LLMs "wissen" mehr, als sie zeigen: Interne Repräsentationen von Halluzinationen
Die Studie enthüllt, dass LLMs mehr Informationen über die Richtigkeit ihrer Aussagen speichern, als bisher angenommen. Insbesondere fanden die Forscher heraus, dass die Schlüsselinformationen in den "exakten Antwort-Tokens" konzentriert sind - denjenigen Wörtern, die die Antwort direkt beeinflussen. Diese Erkenntnis ermöglicht eine deutlich verbesserte Fehlererkennung.
Keine universelle Wahrheit: Skill-spezifische Kodierung
Interessanterweise stellten die Forscher fest, dass sich diese Fähigkeit zur Fehlererkennung nicht auf andere Aufgaben übertragen lässt. Dies deutet darauf hin, dass LLMs nicht über ein universelles Konzept von "Wahrheit" verfügen, sondern verschiedene, aufgabenspezifische Mechanismen zur Codierung von Richtigkeit verwenden. Diese Erkenntnis stellt die Annahme einer universellen Wahrheitscodierung in LLMs infrage und betont die Komplexität ihrer internen Prozesse.
Vorhersage von Fehlertypen und -mustern
Darüber hinaus zeigt die Studie, dass die internen Repräsentationen von LLMs genutzt werden können, um die Art der Fehler vorherzusagen, die sie wahrscheinlich machen werden. Dies eröffnet die Möglichkeit, maßgeschneiderte Strategien zur Fehlerminderung zu entwickeln, die auf die spezifischen Schwächen eines Modells zugeschnitten sind.
Diskrepanz zwischen interner Codierung und äußerem Verhalten
Die vielleicht überraschendste Erkenntnis ist die Diskrepanz zwischen der internen Kodierung und dem tatsächlichen Verhalten von LLMs. In einigen Fällen kodiert ein Modell intern die richtige Antwort, generiert aber dennoch konsequent eine falsche Antwort. Dies deutet darauf hin, dass LLMs möglicherweise über ein tieferes Verständnis verfügen, als ihr äußeres Verhalten vermuten lässt. Die Forscher betonen die Notwendigkeit, diese Diskrepanz zu untersuchen, um die Genauigkeit und Zuverlässigkeit von LLMs zu verbessern.

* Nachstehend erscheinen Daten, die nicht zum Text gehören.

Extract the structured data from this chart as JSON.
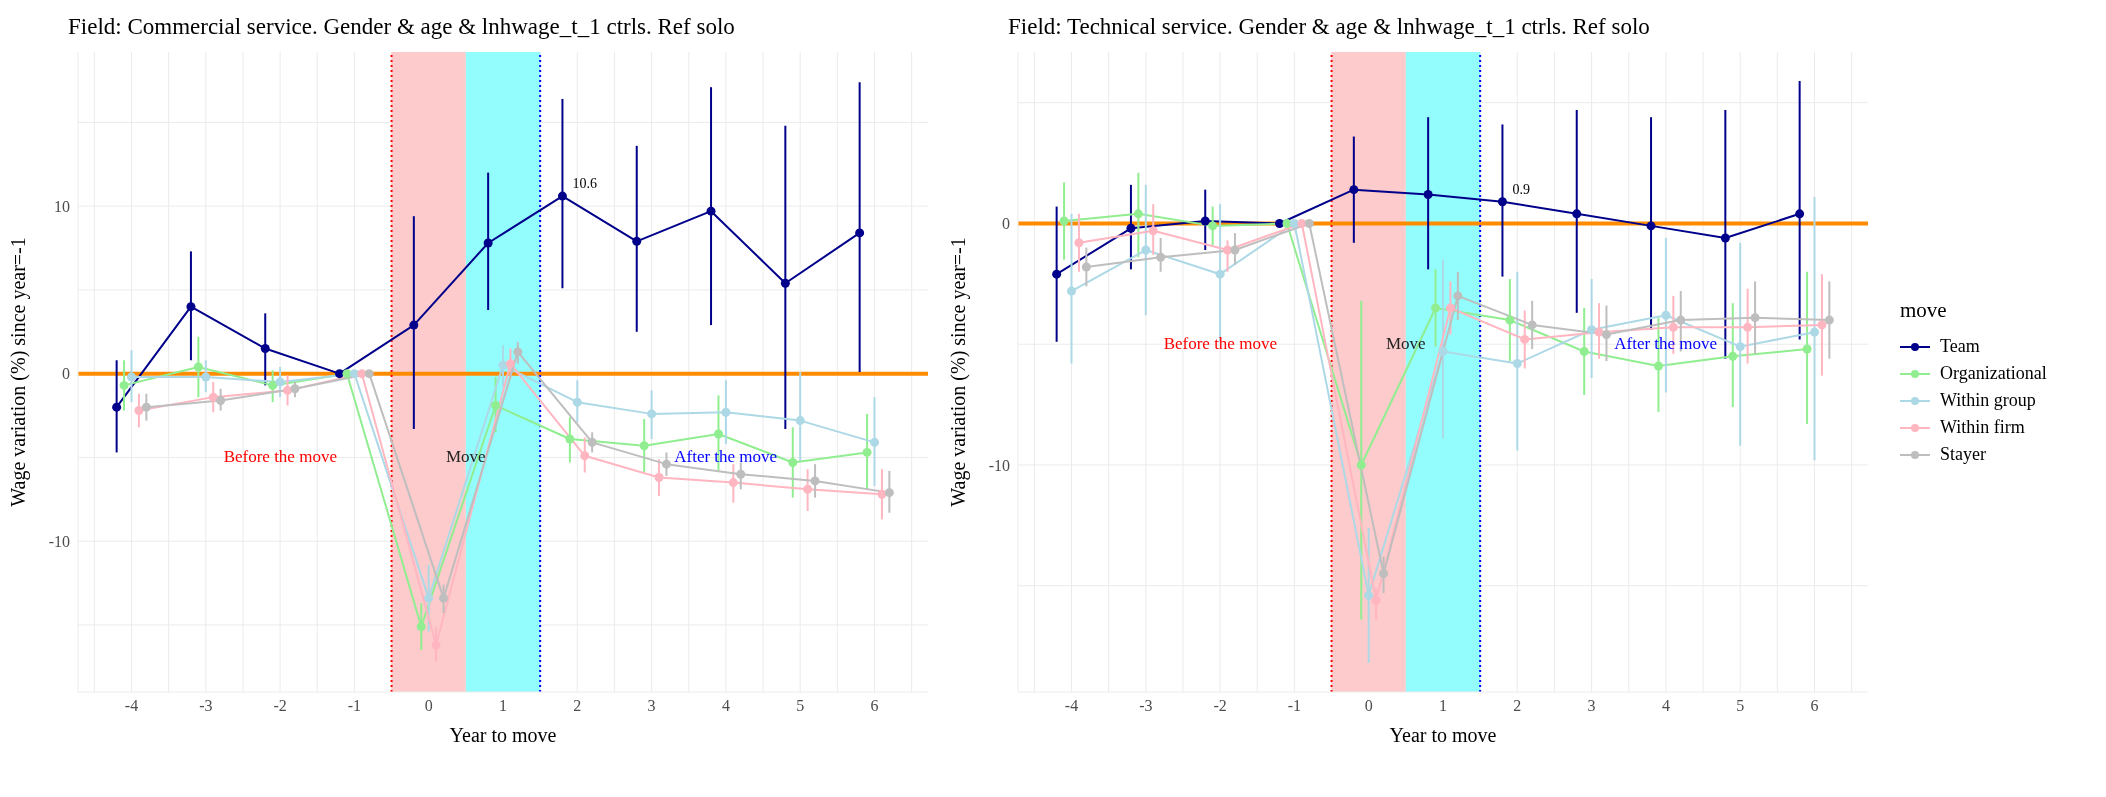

Ausblick: Fehleranalyse und -minderung verbessern
Die Studie von Orgad et al. (2024) liefert wertvolle Einblicke in die innere Funktionsweise von LLMs und ihre Grenzen. Die Erkenntnisse über die Kodierung von Wahrheit, die Vorhersage von Fehlertypen und die Diskrepanz zwischen interner Repräsentation und äußerem Verhalten ebnen den Weg für neue Forschungsansätze zur Verbesserung der Fehleranalyse und -minderung in LLMs. Die Entwicklung von zuverlässigeren und vertrauenswürdigeren LLMs erfordert ein tiefgreifendes Verständnis ihrer internen Prozesse und die Fähigkeit, dieses Wissen zur Verbesserung ihrer Genauigkeit und Verlässlichkeit zu nutzen.
Bibliographie
- Orgad, H., Toker, M., Gekhman, Z., Reichart, R., Szpektor, I., Kotek, H., & Belinkov, Y. (2024). LLMs Know More Than They Show: On the Intrinsic Representation of LLM Hallucinations. *arXiv preprint arXiv:2410.02707*.